Teixeira is accused of sharing classified military documents about Russia’s war in Ukraine and other sensitive national security topics on Discord, a social media platform popular with people playing online games. Investigators believe he was the leader of an private chat group called Thug Shaker Central, where enthusiasts shared jokes, talked about their favorite types of guns and discussed wars, including Russia’s invasion of Ukraine.

Authorities say Teixeira, who enlisted in the Air National Guard in 2019, began around January sharing military secrets with other Discord users — first by typing out classified documents and then sharing photographs of files that bore SECRET and TOP SECRET markings. Teixeira worked as a a “cyber transport systems specialist,” essentially an IT specialist responsible for military communications networks.

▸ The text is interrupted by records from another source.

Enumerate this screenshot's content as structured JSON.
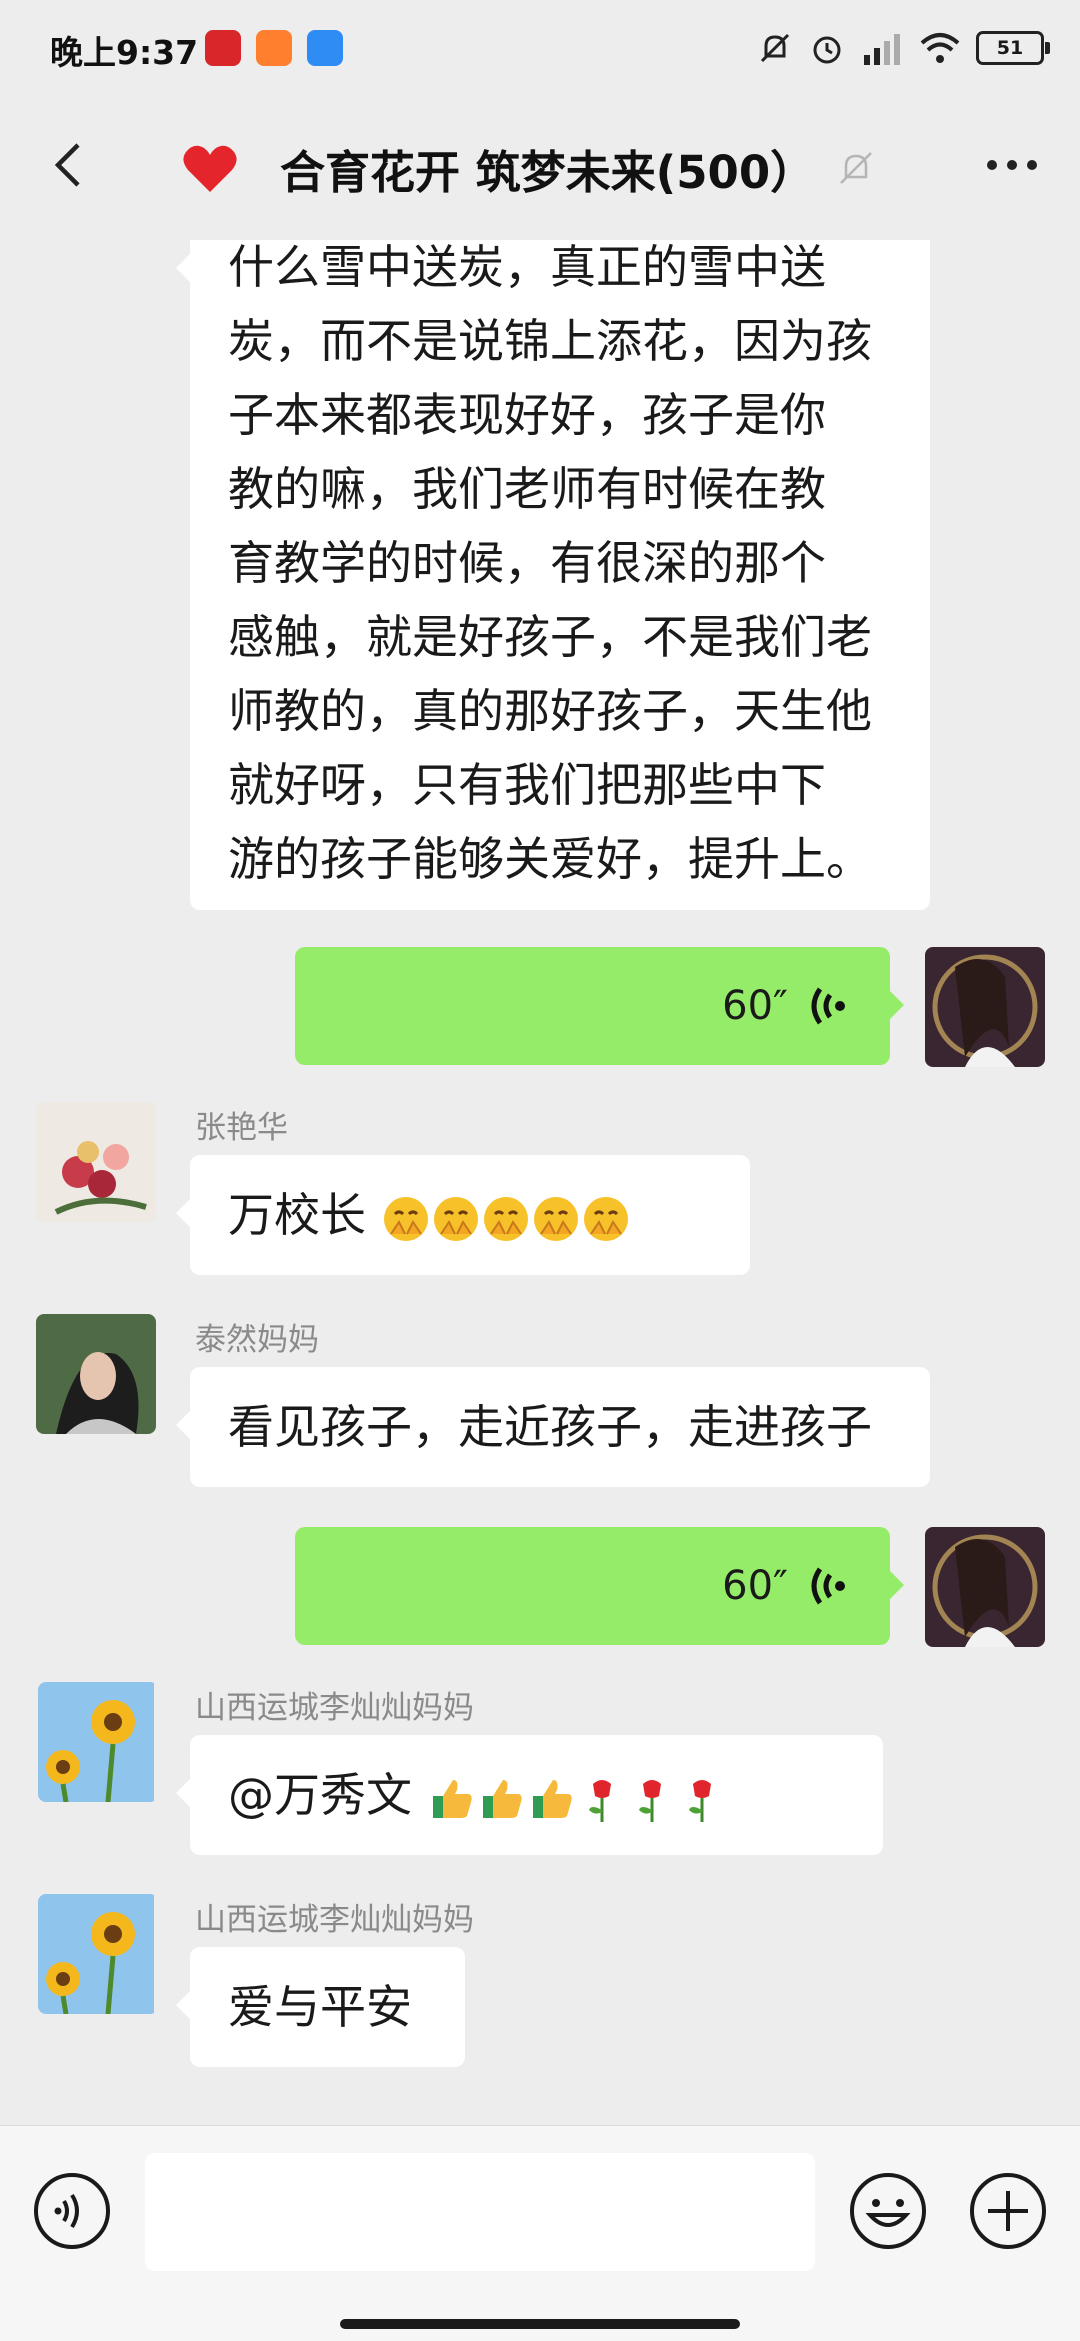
{
  "status": {
    "time": "晚上9:37",
    "battery": "51"
  },
  "header": {
    "title": "合育花开 筑梦未来(500）"
  },
  "messages": {
    "m1": {
      "lines": [
        "什么雪中送炭，真正的雪中送",
        "炭，而不是说锦上添花，因为孩",
        "子本来都表现好好，孩子是你",
        "教的嘛，我们老师有时候在教",
        "育教学的时候，有很深的那个",
        "感触，就是好孩子，不是我们老",
        "师教的，真的那好孩子，天生他",
        "就好呀，只有我们把那些中下",
        "游的孩子能够关爱好，提升上。"
      ]
    },
    "m2": {
      "duration": "60″"
    },
    "m3": {
      "sender": "张艳华",
      "text": "万校长"
    },
    "m4": {
      "sender": "泰然妈妈",
      "text": "看见孩子，走近孩子，走进孩子"
    },
    "m5": {
      "duration": "60″"
    },
    "m6": {
      "sender": "山西运城李灿灿妈妈",
      "text": "@万秀文 "
    },
    "m7": {
      "sender": "山西运城李灿灿妈妈",
      "text": "爱与平安"
    }
  },
  "input": {
    "placeholder": ""
  },
  "colors": {
    "self_bubble": "#95ec69",
    "other_bubble": "#ffffff",
    "background": "#ededed"
  }
}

Prosecutors say he continued to leak government secrets even after he was warned by superiors about mishandling and improper viewing of classified information. After being admonished by superiors last year, he was again seen in February viewing information not related to the intelligence field, not his primary duty, according to internal Air National Guard memos filed in court.

Justice Department lawyers revealed in earlier court filings that Teixeira had a history of disturbing online remarks. He wrote in November that he would “kill a (expletive) ton of people” if he had his way, because it would be “culling the weak minded.” He also used his government computer in July to look up mass shootings, searching terms such as “Mandalay Bay shooting” and “Uvalde,” prosecutors said.

Authorities have provided few details about an alleged possible motive, but accounts of those in the online private chat group where the documents were disclosed have depicted Teixeira as motivated more by bravado than ideology.

Attorney General Merrick Garland said in a statement last week that Teixeira was entrusted with information “that reasonably could be expected to cause exceptionally grave damage to national security if shared.”